For graduate students, the new loan limits will make it more difficult for lower and medium income borrowers to attend more expensive higher education programs. The former Grad Plus program, which has enabled students to borrow the cost of their higher education program, will be closed on July 1, 2026. After that, the loan of students from graduates will be capped at $ 20,500 per year with a higher education loan limit of $ 100,000, a great drop in the previous ceiling of $ 138,500.
Borrowers working towards a professional study diploma (including medical or law faculty) will have their borrowing capped at $ 50,000 per year, and their life ceiling increased from $ 138,500 to $ 200,000.
Parents and caregivers who use more loans to help students pay for college will also see new loan limits. They will be capped at $ 20,000 per year and, in general, at $ 65,000 per child.
The law also sets a new life borrowing limit, for the first cycle And graduate loans, at $ 257,500 per person.
The Republicans also agreed to make major changes to the reimbursement plans, assuming most of them, including the generous backup of the Biden era.
After July 1, 2026, the new borrowers will only have two reimbursement options: 1.) A new plan based on income which obliges borrowers to pay at least $ 10 per month and to cancel out loans after 30 years of reimbursement, or 2) a new standard reimbursement plan with fixed monthly payments over 10-25 years – the higher the debt, the longer the reimbursement window.
Older and current borrowers will have some additional choices, at least for the moment, which will undoubtedly arouse confusion among borrowers and loan service companies which must give meaning to all these changes. You can find a more detailed explanation of these here.
Changes to PELL grants for low -income students
The bill expands Pell subsidies, which help low -income students to pay for the university, to include employment training programs, which is a victory for community colleges which offer a variety of certificate programs. It also modifies the eligibility for all the beneficiaries of Pell: from July 2026, students who have a full scholarship will no longer be eligible to receive Pell subsidies. The bill also entirely finances the existing deficit of the Pell subsidy.
A test of liability gains for colleges
To encourage colleges to offer a good return on investment, the bill connects access to federal student schools to the quantity of graduates of their graduates.
If a undergraduate program fails to test the profits – which means that their students earn less than someone with a secondary school diploma – this could lose access to federal loans. An analysis shows that this would have the most impact on the associated study programs of two years, although federal data show that community students depend less on federal student loans.
The measure follows in the footsteps of a similar regulation known as the paid employment rule which was developed by the Obama administration and reissued under Biden.
The final version of this new empowerment policy is not going as far as the version of the Chamber – this project included a risk sharing plan where colleges would pay a penalty according to the federal loan debt that their students do not reimburse.
A higher tax on college allocations
Colleges with endowments will now be taxed at a higher rate.
The bill increases the tax rate from 1.4% to 8%, according to the endowment of the college.

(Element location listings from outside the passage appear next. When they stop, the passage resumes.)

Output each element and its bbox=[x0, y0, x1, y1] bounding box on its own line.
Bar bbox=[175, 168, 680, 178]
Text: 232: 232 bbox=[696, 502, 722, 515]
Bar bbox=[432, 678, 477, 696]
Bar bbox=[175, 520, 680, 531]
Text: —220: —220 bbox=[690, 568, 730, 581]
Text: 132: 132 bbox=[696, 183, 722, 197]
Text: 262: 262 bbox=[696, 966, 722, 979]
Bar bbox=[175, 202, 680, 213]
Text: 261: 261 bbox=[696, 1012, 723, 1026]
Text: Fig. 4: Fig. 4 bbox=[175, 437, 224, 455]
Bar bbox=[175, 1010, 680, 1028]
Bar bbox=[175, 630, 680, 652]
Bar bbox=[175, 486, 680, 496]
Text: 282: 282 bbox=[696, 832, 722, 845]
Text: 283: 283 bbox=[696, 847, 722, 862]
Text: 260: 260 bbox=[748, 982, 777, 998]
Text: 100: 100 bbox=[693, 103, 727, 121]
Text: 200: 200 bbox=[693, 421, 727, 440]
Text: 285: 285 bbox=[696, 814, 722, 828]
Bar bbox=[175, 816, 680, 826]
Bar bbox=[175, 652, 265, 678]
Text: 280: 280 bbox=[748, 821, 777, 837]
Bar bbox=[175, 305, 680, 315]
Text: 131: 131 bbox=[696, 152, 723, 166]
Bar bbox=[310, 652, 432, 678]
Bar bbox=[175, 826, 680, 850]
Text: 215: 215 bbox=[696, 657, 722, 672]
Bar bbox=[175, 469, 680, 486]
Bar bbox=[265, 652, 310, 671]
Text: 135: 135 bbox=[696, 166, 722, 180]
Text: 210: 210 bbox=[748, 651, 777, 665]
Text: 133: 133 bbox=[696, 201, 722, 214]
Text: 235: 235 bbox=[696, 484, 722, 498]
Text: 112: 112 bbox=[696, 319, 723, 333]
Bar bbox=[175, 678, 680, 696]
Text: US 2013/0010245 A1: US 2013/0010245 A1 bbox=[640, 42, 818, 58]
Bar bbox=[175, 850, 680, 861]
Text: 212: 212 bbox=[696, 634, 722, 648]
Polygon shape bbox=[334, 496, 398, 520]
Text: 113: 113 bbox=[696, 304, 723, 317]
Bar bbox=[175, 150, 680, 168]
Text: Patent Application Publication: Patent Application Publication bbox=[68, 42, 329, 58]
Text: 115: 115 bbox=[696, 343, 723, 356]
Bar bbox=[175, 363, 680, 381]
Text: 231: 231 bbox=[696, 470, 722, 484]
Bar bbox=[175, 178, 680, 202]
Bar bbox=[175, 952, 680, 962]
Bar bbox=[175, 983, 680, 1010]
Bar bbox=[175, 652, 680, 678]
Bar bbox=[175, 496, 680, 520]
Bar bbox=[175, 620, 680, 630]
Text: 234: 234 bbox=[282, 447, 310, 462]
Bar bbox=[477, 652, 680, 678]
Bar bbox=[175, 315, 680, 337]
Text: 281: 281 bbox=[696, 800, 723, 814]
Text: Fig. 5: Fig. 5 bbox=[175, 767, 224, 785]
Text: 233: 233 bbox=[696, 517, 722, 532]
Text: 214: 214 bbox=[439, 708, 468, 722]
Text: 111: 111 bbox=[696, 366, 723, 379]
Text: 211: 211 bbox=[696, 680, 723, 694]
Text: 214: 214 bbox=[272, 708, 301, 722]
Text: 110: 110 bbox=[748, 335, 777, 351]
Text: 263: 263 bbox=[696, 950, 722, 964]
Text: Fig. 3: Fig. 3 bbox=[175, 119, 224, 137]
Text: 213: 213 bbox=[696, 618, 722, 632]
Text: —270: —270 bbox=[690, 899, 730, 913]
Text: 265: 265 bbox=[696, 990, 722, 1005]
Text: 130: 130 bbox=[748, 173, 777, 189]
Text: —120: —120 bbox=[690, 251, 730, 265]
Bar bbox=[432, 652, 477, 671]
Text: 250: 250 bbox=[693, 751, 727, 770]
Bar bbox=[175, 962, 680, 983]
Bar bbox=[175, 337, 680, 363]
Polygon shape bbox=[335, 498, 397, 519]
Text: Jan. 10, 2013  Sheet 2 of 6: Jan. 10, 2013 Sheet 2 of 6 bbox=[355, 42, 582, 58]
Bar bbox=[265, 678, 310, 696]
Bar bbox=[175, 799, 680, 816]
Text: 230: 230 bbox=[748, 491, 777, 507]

The endowment of Harvard University, which is currently fighting on several legal battles against the Trump administration, has more than $ 52 billion. Based on the formula of the new law, which places Harvard in the highest endowment tax tranche, for institutions with an endowment of more than $ 2 million per domestic student.
There is a sculpture for small private colleges: institutions of less than 3,000 students are exempt from the tax. The previous exemption was 500 students.